Aqui chegados surgiu a reformulação da Carta Educativa do Município da Guarda, iniciada em 2008 e com alguns ajustes verificados em 2017. Mas como não se encontra publicada no portal da autarquia, e como a desconhecemos, sobre ela não nos pronunciamos. O que já não farei acerca dos pressupostos que fundamentam a consequência mais gravosa da aprovação muito recente, em Assembleia Municipal, da sua revisão e consequente encerramento da Escola de S. Miguel. É bom que se perceba que a decisão de encerrar a escola é uma questão política. E como tal o executivo será julgado politicamente pelo ato. O que se nos afigura é que o encerramento da escola é de uma total falta de inteligência emocional.

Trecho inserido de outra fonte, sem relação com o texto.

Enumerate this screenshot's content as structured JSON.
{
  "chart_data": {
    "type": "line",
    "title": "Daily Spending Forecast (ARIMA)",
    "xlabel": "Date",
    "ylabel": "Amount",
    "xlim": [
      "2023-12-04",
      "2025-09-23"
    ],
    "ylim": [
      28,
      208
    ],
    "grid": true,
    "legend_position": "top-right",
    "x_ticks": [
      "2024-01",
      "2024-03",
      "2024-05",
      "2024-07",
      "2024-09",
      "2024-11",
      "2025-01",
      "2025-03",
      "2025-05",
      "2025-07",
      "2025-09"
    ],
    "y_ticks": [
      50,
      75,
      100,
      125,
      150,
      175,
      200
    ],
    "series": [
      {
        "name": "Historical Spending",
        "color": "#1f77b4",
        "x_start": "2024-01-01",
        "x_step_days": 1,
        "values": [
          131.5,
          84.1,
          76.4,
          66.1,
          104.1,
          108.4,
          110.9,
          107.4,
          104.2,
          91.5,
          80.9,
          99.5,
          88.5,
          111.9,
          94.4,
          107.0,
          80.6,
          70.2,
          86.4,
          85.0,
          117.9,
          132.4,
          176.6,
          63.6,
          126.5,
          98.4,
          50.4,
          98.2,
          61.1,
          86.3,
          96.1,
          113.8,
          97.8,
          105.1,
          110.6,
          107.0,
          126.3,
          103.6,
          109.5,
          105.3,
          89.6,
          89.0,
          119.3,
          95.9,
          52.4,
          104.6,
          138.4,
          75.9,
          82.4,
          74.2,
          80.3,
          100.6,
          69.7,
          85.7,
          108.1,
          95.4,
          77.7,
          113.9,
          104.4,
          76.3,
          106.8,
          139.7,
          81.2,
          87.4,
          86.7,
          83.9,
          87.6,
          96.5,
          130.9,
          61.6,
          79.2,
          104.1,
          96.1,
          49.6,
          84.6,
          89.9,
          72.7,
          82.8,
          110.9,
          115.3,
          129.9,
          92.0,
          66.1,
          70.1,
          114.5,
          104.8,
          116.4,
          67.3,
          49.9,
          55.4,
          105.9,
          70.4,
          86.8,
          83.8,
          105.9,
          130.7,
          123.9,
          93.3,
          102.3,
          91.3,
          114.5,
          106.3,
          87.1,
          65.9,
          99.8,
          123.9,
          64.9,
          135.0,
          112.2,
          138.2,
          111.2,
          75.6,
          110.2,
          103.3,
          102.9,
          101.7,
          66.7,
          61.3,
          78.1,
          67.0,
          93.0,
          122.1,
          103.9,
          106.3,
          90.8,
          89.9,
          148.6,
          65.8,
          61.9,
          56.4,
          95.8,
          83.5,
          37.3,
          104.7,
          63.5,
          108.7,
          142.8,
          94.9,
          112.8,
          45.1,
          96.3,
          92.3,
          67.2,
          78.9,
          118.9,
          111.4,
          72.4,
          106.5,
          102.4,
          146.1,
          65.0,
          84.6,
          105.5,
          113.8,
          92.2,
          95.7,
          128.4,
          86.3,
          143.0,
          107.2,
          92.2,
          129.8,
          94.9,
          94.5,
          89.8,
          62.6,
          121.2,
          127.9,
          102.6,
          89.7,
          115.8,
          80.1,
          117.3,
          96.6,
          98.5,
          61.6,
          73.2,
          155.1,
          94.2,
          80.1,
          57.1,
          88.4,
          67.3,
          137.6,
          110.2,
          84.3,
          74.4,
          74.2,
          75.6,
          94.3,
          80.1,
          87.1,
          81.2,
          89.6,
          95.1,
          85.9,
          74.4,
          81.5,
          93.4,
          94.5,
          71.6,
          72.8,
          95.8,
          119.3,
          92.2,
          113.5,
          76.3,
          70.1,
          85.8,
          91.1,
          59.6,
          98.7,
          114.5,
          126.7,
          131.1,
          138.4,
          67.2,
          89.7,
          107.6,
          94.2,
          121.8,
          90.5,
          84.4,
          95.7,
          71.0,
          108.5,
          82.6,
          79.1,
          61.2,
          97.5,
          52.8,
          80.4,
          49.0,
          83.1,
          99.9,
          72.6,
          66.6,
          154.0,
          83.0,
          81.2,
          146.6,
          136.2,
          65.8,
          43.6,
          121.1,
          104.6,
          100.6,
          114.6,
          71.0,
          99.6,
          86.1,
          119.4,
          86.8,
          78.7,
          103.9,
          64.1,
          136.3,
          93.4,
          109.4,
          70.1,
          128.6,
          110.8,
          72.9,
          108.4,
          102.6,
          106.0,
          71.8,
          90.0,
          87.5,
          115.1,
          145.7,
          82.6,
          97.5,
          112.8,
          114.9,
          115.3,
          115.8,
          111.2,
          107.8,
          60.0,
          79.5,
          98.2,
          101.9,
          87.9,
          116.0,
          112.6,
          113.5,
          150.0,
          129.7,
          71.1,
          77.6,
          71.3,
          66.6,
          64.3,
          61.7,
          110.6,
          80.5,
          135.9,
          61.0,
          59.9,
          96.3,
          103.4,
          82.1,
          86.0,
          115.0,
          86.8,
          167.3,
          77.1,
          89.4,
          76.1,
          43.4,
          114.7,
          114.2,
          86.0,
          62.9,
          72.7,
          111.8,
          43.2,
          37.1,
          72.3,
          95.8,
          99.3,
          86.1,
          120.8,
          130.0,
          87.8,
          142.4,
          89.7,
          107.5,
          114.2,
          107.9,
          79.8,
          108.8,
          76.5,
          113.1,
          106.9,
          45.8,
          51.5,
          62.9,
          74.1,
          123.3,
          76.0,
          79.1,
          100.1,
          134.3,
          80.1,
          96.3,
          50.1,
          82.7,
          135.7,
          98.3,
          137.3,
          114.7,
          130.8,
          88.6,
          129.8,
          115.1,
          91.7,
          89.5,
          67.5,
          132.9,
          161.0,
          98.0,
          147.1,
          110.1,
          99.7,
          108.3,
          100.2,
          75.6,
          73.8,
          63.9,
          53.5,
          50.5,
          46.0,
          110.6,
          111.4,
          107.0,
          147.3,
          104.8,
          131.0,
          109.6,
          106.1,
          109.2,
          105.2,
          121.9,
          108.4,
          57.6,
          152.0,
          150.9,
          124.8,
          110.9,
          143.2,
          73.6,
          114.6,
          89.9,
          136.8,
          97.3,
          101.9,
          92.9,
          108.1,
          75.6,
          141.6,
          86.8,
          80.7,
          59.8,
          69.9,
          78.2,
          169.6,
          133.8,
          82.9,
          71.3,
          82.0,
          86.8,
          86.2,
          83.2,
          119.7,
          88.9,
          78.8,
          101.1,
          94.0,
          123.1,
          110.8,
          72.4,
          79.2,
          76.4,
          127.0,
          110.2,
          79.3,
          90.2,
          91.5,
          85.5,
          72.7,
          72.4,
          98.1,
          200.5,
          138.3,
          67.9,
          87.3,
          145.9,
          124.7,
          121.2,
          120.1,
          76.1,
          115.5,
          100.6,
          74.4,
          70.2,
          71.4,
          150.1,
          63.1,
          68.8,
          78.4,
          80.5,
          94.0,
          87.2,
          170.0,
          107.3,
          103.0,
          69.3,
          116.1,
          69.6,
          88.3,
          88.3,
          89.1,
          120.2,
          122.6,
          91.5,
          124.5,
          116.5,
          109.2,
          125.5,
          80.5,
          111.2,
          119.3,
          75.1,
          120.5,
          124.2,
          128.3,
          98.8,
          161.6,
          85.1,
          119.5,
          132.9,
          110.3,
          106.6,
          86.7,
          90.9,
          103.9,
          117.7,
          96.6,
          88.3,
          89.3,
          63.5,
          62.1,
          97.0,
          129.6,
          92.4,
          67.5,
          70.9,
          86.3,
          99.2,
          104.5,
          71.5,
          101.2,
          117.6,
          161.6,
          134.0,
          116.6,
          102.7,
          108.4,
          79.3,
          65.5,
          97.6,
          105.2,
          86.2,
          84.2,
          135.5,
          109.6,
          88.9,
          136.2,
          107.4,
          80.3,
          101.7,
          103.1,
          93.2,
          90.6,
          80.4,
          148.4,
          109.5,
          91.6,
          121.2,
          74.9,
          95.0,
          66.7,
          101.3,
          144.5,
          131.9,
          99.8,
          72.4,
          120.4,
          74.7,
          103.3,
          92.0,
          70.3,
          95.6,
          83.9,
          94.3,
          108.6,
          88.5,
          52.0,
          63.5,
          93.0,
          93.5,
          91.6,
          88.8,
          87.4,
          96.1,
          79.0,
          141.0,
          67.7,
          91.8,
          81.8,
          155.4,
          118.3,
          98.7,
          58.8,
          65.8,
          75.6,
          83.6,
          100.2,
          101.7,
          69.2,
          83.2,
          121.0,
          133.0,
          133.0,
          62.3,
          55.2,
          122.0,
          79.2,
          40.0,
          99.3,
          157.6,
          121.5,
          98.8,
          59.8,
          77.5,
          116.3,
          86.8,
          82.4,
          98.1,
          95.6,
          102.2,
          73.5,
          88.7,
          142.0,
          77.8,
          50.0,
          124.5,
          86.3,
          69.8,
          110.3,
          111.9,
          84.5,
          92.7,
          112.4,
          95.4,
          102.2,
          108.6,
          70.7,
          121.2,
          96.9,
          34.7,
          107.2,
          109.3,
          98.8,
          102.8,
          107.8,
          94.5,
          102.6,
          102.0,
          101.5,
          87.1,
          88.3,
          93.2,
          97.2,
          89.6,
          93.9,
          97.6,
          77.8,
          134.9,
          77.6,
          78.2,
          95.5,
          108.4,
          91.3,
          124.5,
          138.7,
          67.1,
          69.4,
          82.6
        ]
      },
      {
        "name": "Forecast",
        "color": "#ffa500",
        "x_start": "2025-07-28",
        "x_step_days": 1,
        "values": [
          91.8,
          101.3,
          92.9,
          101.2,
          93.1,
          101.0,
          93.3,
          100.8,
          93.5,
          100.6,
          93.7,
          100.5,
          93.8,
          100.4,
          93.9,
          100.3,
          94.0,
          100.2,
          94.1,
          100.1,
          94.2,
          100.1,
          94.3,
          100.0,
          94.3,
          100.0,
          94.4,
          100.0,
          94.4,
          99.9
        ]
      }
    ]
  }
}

De facto, 71% dos alunos da escola têm apoio social. Será que a transferência desses alunos para outro estabelecimento de ensino vai determinar a sua melhoria social? Dizer-se que a escola tem 131 alunos, a grande maioria de freguesias fora da área urbana, é argumento? Reflete isso sim o despovoamento que o concelho foi sofrendo, muito por falta de políticas de desenvolvimento e graças à incompetência dos poderes instalados. O argumento da posição nos vários “rankings” também não colhe, pois bem sabemos o que eles realmente valem e a quem servem. E alguém ouviu os executores da sentença final e demais homúnculos falarem de ensino privado? É que o há no concelho! Nada. Uns por covardia outros por hipocrisia. Estão à vista de todos as benesses e doações e ultimamente a assunção do protagonismo dessas instituições no panorama das atividades do executivo camarário em detrimento da presença dos responsáveis em atividades da Escola Pública.
Mas o que mais impressiona neste processo, para além da falta de qualquer esforço de faseamento, é a falta de diálogo entre a direção do Agrupamento da Sé, a autarquia, e os pais e encarregados de educação. Já nem falo do corpo docente e funcionários, há muito esquecidos nestes assuntos.
Por fim, fica um aviso. Um dia destes, um qualquer diploma manda encerrar um outro importante serviço público e nessa altura contem com o atual executivo para não saber ou para não querer resistir em termos. Recordo a propósito Jean Victor Duruy, que foi ministro da Educação da França, entre 1811 e 1894, e que percebeu melhor do que a maioria que «abrir uma escola é encerrar uma prisão». Por isso, deixo também aqui uma questão: há quantos anos não é aberta uma nova escola no concelho da Guarda?

PS: Importa dizer que, para evitar equívocos e aproveitamentos partidários, não me encontro filiado em qualquer organização e que apenas e tão só me pronuncio no direito democrático à participação cívica.